Things change, the things that someone thought were super important and high up on their priority list suddenly gets put on the back burner. I used to prioritize going out to hangout with my friends and making it a point to see them. But just like everything else that seemed to be changing, so did that. Since the chemo in my body has almost completely shut down my immune system it is too risky for me to go to public places, such as the movie theaters, a restaurant, and at some point even my own school is too dangerous for me to be in. The places that used to feel like such a safe place for me, no longer are. Hand sanitizer has become my best friend, and my enemy. My best friend because it is the best way to keep me germ free, and my enemy because of the gosh awful smell. I have to give myself a shot every night to boost my immune system. It has come to a point that I feel like I am living in a bubble. It’s just me, the tons of meds I take, chemo, and a hundred different people are all looking in on me with such pity. I am not going to lie either, at first it actually feels good to have people feeling sorry for you, but after awhile it gets to the point when it is just too much. It all gets overwhelming, the changes that are made and the things I have had to give up.

It isn’t all just the physical change. It is the mental change as well, the change of my day to day mindset. I recently read an article about a nurse consultant who has devoted her life to conduct an analysis method on the actuality of survivorship of cancer, she said, “A common trait linked to surviving cancer was uncertainty, where the toll of the physical and psychological effects and fear of relapse and recurrence was exacted over time”(Smyth). I have come to notice a pattern with this. First, the patient starts out so strong and so compassionate about wanting to beat the cancer, and everything’s going great. But then, they have that one day, it feels like the worst day of their lives, maybe even the last, and they want to quit. They want to give up, and make a wish that this would be happening to someone else, they don’t want it to be them anymore. It all becomes too much. Cancer patients have several of those days before they realize that this is all reality and until they toughen up to beat it, they’ll feel that way forever. So, something inside changes. The spark is reignited inside of them and this cancer has nothing on them. They have become so ready to take on the world. They start feeling great and so accomplished. And they have come to promise themselves, until the day the doctor says to them “You are cancer free.” that they will fight harder than they have ever fought before. That moment is one everyone looks forward to everyday.

 Cancer teaches people a lesson as well.
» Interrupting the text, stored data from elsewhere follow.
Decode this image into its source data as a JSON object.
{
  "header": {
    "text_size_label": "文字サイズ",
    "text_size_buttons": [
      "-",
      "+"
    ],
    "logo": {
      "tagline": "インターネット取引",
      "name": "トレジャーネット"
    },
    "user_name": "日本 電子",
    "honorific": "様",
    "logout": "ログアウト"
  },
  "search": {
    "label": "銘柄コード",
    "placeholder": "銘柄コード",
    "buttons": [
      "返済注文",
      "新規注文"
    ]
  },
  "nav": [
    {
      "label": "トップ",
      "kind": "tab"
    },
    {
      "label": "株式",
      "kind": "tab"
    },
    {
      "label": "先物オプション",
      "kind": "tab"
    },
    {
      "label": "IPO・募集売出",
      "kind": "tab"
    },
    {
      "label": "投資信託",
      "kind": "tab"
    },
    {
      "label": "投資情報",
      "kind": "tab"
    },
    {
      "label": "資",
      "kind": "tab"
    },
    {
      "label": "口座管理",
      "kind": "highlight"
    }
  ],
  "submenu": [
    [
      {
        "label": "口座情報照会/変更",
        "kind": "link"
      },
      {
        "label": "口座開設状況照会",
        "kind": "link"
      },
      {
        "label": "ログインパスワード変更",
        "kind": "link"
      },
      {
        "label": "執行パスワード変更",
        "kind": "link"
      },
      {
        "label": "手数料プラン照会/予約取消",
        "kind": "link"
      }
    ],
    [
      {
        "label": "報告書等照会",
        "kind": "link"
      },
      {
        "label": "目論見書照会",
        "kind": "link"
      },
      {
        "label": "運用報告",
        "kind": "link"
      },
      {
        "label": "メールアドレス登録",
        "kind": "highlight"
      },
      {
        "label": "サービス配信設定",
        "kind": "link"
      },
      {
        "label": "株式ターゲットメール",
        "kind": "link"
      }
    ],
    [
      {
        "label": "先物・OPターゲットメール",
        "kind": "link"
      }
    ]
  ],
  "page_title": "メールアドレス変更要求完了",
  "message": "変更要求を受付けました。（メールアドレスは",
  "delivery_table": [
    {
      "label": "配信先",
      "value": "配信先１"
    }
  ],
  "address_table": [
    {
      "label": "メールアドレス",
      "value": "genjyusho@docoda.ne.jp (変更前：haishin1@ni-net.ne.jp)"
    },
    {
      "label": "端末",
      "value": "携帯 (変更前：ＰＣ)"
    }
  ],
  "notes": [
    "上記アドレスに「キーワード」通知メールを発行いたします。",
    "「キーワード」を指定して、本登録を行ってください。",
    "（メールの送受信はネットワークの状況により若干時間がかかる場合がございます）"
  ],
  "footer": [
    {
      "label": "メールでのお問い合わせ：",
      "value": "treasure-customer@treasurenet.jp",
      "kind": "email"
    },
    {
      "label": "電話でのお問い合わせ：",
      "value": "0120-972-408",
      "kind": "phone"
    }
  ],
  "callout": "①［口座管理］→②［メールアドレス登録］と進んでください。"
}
It teaches them to always show compassion, and to know that everyone is fighting a battle. It may not be as tough as yours, but it might be the toughest battle they’ve had to fight. All the little aspects in life people may have taken for granted are now lessons that they cherish everyday. People now make it a point to tell the people that they are close, that they love them. And they sure as heck decide to start living life to the fullest that they possibly can. It almost sets a goal for people. I know it has for me. My goal is to live life with zero regrets, I want to live everyday like it might as well be my last.

Cancer isn’t all about the treatment and the cure that everyone is hoping for, it is about all of the other little battles, within the war. I will always remember my time as a cancer patient, and I will never forget the affect it had on my life. I hope for your sake that it doesn’t take being diagnosed with cancer, for you to understand the changes it brings upon some people. When you see someone who has cancer, don’t look at them with pity, look at them with inspiration. Take into consideration how much they are going through, acknowledge them, and then send them a little praise, because the things they face are a lot more difficult than the everyday, ordinary person.